Сопровождаемый сержантом Бериллом, старший инспектор Барнаби вошел в то самое помещение наверху, где совсем недавно допрашивал Сару Лоусон. Четкого плана у него на сей раз не было. Не имелось и козырей в рукаве. Ни заранее заготовленных коварных фраз, ни остроумных реплик. Он решил определиться с тактикой по ходу допроса.
При появлении полицейских Симона и Джилл Гэмбл, которые беседовали между собой, замолчали, однако у Барнаби сложилось впечатление, что они только что о чем-то спорили.
Симона выглядела спокойной и собранной. Вероятно, она решила сгладить несхожесть между вызывающим великолепием последнего появления на публике и непритязательной скромностью предыдущего образа — женщина вамп против сельской молочницы. А потому сейчас на миссис Холлингсворт было простое, серого шелка платье-рубашка, гладкие серебряные треугольники серег в ушах и массивные коралловые браслеты на запястьях. Продуманная косметика создавала иллюзию естественного сияния, а духи она выбрала легкие, цветочные. Барнаби вздохнул с облегчением, поняв, что это не «Джой».
Он обменялся рукопожатием с Джилл Гэмбл, которую знал давно. Сержант Берилл включил магнитофон на запись, и допрос начался. Первой вступила Джилл:
— Должна сказать сразу, старший инспектор, что моя клиентка не согласна с выдвинутым против нее обвинением. Однако она не отрицает, что находилась в коттедже «Соловушки» в ночь смерти ее мужа, и готова искренне отвечать на все вопросы, которые вы пожелаете задать ей относительно всех обстоятельств дела.
— Звучит многообещающе, — оценил Барнаби. — Итак, миссис Холлингсворт…
— Ах, инспектор! — воскликнула Симона и вся подалась вперед, сцепив маленькие ручки. — Сказать не могу, как я счастлива, что все это теперь позади. Наконец-то!
— Уверен, что мы все…
— Вы не представляете, как я была несчастна. Дошла до того, что стала копить таблетки, которые мне прописал доктор. — Тут она с беспокойством посмотрела на Джилл, которая ободряюще кивнула. — Я чувствовала, что лучше мне умереть, чем жить так, как я жила. Я умоляла Алана отпустить меня. Я бы вернулась в Лондон и попробовала начать с чистого листа. Но он сказал, что не отпустит меня никогда. А если я убегу — отыщет меня, где бы я ни скрывалась, и… и убьет.
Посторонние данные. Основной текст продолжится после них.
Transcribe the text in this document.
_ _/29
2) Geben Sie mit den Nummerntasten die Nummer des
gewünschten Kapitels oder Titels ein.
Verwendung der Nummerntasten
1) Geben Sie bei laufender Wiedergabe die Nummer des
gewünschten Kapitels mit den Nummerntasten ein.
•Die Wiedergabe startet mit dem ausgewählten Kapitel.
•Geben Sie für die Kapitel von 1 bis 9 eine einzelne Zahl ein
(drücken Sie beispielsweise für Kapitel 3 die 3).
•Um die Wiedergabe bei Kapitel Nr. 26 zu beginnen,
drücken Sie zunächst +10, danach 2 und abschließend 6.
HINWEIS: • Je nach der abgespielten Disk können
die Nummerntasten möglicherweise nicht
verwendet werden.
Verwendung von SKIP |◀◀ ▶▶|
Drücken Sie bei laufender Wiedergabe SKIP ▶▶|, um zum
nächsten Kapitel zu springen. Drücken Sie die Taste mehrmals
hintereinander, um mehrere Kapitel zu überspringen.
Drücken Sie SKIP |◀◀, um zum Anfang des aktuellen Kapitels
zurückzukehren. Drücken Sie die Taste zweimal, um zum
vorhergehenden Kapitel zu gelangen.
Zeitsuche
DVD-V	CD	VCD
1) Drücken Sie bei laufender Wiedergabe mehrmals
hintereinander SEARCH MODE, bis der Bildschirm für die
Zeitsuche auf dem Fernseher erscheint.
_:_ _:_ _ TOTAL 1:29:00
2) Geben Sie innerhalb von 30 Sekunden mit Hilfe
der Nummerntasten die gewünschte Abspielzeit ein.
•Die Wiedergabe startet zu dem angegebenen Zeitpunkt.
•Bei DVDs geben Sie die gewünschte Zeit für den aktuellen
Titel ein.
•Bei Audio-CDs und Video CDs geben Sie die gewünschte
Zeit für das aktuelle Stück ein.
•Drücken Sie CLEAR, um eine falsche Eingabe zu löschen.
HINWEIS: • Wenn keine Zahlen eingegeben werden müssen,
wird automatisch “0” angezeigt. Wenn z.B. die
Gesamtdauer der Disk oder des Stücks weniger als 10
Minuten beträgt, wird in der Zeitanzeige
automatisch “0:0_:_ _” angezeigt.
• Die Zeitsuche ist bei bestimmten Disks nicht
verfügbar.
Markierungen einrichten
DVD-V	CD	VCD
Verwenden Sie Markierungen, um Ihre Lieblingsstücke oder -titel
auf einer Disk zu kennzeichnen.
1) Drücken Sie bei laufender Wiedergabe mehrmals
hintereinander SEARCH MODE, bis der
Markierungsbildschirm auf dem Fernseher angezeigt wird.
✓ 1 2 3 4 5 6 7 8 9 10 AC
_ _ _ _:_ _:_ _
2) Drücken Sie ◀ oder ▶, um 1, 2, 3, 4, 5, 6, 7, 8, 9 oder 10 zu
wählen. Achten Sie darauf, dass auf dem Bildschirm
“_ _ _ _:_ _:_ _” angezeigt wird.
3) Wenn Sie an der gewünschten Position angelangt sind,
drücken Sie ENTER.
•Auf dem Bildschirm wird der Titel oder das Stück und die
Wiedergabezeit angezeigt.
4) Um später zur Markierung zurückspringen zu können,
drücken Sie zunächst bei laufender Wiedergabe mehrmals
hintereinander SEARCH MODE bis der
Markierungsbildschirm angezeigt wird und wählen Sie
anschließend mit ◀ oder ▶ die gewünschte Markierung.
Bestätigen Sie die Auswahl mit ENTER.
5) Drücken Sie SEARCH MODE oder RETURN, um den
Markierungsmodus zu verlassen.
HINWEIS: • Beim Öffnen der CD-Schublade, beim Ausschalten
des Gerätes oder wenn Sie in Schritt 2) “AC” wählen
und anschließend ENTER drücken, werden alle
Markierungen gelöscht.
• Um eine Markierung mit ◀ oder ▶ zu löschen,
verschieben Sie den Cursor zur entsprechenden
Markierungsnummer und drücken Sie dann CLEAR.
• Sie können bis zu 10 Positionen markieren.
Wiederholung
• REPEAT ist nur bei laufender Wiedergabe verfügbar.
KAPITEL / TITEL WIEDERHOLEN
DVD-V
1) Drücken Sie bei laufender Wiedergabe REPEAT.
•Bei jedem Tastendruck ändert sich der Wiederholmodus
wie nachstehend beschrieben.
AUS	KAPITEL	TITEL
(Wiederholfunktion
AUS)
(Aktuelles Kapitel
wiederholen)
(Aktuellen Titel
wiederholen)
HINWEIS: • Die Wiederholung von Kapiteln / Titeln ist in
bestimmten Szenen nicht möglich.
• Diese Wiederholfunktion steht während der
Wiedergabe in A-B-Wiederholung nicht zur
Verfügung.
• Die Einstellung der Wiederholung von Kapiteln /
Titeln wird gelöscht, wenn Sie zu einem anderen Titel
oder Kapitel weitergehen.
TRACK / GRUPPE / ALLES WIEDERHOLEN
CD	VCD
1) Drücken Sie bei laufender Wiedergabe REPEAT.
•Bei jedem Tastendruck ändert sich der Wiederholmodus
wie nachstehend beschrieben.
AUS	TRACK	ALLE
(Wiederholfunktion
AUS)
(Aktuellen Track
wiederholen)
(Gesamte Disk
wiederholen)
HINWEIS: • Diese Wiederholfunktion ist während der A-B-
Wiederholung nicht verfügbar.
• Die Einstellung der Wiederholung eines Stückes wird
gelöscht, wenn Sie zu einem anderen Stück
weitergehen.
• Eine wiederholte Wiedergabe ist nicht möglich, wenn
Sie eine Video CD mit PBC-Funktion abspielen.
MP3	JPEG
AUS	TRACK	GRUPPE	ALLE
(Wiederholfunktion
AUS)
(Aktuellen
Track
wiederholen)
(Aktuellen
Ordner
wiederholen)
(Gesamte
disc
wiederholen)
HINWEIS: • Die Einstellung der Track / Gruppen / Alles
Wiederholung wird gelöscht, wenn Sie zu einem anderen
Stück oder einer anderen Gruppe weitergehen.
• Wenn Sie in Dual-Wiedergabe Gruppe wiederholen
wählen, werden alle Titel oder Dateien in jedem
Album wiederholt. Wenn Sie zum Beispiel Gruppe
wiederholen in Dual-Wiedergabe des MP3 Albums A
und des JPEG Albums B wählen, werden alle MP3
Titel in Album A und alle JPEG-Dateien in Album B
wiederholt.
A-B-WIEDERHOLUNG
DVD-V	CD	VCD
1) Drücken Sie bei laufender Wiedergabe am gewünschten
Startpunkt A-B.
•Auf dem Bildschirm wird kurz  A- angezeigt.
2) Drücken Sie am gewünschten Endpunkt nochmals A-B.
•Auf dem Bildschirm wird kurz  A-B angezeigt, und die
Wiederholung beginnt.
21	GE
— И потому вы решили его опередить? — Эта была фраза во вкусе Троя, что и отразилось на голосе Барнаби, который прозвучал жестче обычного.
— Все было совсем не так. И если вы имеете в виду, что я все рассчитала заранее…
— Распотрошить тридцать капсул, избавиться от оболочек, развести порошок в стакане с виски и вынудить человека выпить эту чертову смесь… Если тут не усматривается холодный расчет, то что же еще?
— Вы не понимаете…
— Так объясните мне.
— Это нелегко. — Симона достала из сумочки крошечный шелковый платочек, деликатно промокнула глаза, заткнула платок за браслет и тяжело вздохнула. А затем сказала нечто настолько дикое, что Барнаби подумал, не ослышался ли он: — Я не хочу, чтобы у Сары возникли неприятности.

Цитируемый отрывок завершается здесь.